As leguminosa são ricos de um grupo de alimento em vitaminas de B, contêm minerais benéficos diferentes (cálcio, potássio e magnésio) e quantidades importantes de fibra e são consideradas como um alimento baixo-glycemic do deslocamento predeterminado, assim que significa que os níveis da glicemia aumentam somente lentamente após o consumo. Devido a estas qualidades nutritivas originais, comer leguminosa regularmente pode ajudar a melhorar a saúde humana. De facto, a Organização para a Agricultura e a Alimentação dos United Nations (FAO) declarou 2016 como o ano internacional de leguminosa para aumentar a consciência do pessoa de seus benefícios nutritivos.

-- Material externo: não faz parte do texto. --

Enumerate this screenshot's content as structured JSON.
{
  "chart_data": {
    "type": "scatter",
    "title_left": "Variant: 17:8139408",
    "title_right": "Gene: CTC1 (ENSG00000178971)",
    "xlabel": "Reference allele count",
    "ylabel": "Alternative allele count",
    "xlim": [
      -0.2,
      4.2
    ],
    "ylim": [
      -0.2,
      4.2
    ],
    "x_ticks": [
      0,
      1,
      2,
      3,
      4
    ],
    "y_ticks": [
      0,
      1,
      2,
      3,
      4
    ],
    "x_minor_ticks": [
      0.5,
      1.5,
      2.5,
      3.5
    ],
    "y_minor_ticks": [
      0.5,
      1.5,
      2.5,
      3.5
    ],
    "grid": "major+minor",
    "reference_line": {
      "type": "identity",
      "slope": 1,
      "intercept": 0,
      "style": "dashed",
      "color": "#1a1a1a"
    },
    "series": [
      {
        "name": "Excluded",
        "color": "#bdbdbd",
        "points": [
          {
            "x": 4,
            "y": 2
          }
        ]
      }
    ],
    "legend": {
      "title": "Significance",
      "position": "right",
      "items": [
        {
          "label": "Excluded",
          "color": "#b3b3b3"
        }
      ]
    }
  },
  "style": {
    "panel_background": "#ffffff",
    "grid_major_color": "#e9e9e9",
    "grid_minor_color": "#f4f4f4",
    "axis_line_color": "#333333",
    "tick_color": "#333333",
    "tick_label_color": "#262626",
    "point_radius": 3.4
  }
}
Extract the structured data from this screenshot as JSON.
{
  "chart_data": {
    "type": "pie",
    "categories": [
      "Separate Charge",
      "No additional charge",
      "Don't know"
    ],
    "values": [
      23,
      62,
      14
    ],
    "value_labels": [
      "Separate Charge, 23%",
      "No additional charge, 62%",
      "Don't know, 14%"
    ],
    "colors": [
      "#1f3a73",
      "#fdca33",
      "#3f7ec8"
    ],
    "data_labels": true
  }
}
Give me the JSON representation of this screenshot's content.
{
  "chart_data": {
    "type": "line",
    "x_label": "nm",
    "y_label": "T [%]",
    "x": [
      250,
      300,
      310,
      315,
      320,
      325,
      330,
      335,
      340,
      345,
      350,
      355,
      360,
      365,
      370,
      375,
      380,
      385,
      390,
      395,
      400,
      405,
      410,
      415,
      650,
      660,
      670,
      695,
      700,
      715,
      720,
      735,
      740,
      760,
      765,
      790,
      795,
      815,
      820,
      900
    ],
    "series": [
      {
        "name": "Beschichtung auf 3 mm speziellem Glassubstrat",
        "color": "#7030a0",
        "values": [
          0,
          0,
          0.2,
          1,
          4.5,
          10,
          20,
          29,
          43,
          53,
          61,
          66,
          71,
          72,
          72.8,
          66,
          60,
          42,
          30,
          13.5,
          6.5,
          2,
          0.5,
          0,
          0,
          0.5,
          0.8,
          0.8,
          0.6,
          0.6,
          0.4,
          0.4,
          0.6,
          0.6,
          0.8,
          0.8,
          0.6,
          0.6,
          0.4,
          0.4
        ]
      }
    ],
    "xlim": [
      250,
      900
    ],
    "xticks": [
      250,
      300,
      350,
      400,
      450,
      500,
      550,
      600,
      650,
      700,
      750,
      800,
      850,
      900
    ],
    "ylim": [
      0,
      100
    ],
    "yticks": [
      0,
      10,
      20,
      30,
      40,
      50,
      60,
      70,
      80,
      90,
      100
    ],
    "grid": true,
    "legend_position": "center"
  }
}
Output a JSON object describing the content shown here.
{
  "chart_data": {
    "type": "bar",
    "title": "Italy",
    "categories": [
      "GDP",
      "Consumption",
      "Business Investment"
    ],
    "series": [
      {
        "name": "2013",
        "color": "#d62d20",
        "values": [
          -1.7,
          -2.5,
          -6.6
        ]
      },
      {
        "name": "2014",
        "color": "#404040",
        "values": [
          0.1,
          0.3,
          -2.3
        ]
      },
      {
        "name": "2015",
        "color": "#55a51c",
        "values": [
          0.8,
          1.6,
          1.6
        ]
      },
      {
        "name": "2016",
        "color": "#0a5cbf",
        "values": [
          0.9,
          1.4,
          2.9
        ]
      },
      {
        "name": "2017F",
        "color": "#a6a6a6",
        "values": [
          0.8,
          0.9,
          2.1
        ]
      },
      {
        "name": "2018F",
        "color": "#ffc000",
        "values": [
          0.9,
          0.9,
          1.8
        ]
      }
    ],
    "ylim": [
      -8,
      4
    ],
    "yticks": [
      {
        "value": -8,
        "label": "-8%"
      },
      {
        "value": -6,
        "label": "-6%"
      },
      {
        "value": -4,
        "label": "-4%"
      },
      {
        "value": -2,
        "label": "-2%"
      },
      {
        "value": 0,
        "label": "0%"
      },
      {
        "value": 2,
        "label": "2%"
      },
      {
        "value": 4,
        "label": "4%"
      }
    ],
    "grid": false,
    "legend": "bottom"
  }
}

Embora as leguminosa fossem por muito tempo embora oferecer a protecção contra o tipo - o diabetes 2 (que é um problema de saúde significativo que afeta no mundo inteiro mais de 400 milhão adultos em 2015), até agora houve pouca pesquisa para confirmar esta associação.

Para aumentar o nível geral de conhecimento nesta área, os pesquisadores da unidade da nutrição humana do URV em colaboração com outros grupos de investigação no estudo de PREDIMED avaliaram a associação entre o consumo dos secundário-tipos diferentes de leguminosa da não-soja e o risco do tipo - diabetes 2 entre indivíduos no risco cardiovascular alto. Igualmente avaliaram o efeito de substituir outros alimentos da proteína e os ricos em hidratos de carbónio com as leguminosa na revelação da doença.

Os pesquisadores analisaram 3349 participantes no risco elevado de doença cardiovascular mas sem tipo - diabetes 2 no início do estudo de PREDIMED. Após 4 anos de continuação, os resultados revelaram aquele comparado aos indivíduos com um consumo mais baixo de leguminosa totais -- as lentilhas, os grãos-de-bico, os feijões e as ervilhas (12,73 relvados/dia, aproximadamente equivalentes a 1,5 serviços pela semana de 60g de leguminosa cruas), indivíduos com um consumo mais alto (28,75 relvados/dia, equivalentes a 3,35 serviços/semana) tiveram um risco 35% mais baixo de desenvolver o tipo - diabetes 2. Dos subtipos diferentes da leguminosa, as lentilhas foram associadas em particular com um risco mais baixo de tipo - diabetes 2. Aqueles participantes que tiveram um consumo mais alto de lentilhas durante a continuação (quase 1 serviço/semana) comparam 2 aqueles indivíduos com um consumo mais baixo (menos do que a metade de um serviço pela semana), tiveram um risco 33% mais baixo de desenvolver a doença. Os pesquisadores igualmente encontraram que o efeito de substituir a metade um de um serviço/dia dos alimentos ricos na proteína ou nos hidratos de carbono, incluindo ovos, pão, arroz e a batata cozida, porque a metade de um serviço/dia das leguminosa estêve associado igualmente com um risco mais baixo de tipo - incidência do diabetes 2.

Os pesquisadores destacam a importância de consumir leguminosa para impedir doenças crónicas tais como o diabetes, mas indicam que uma pesquisa mais adicional deve ser conduzida em outras populações para confirmar estes resultados.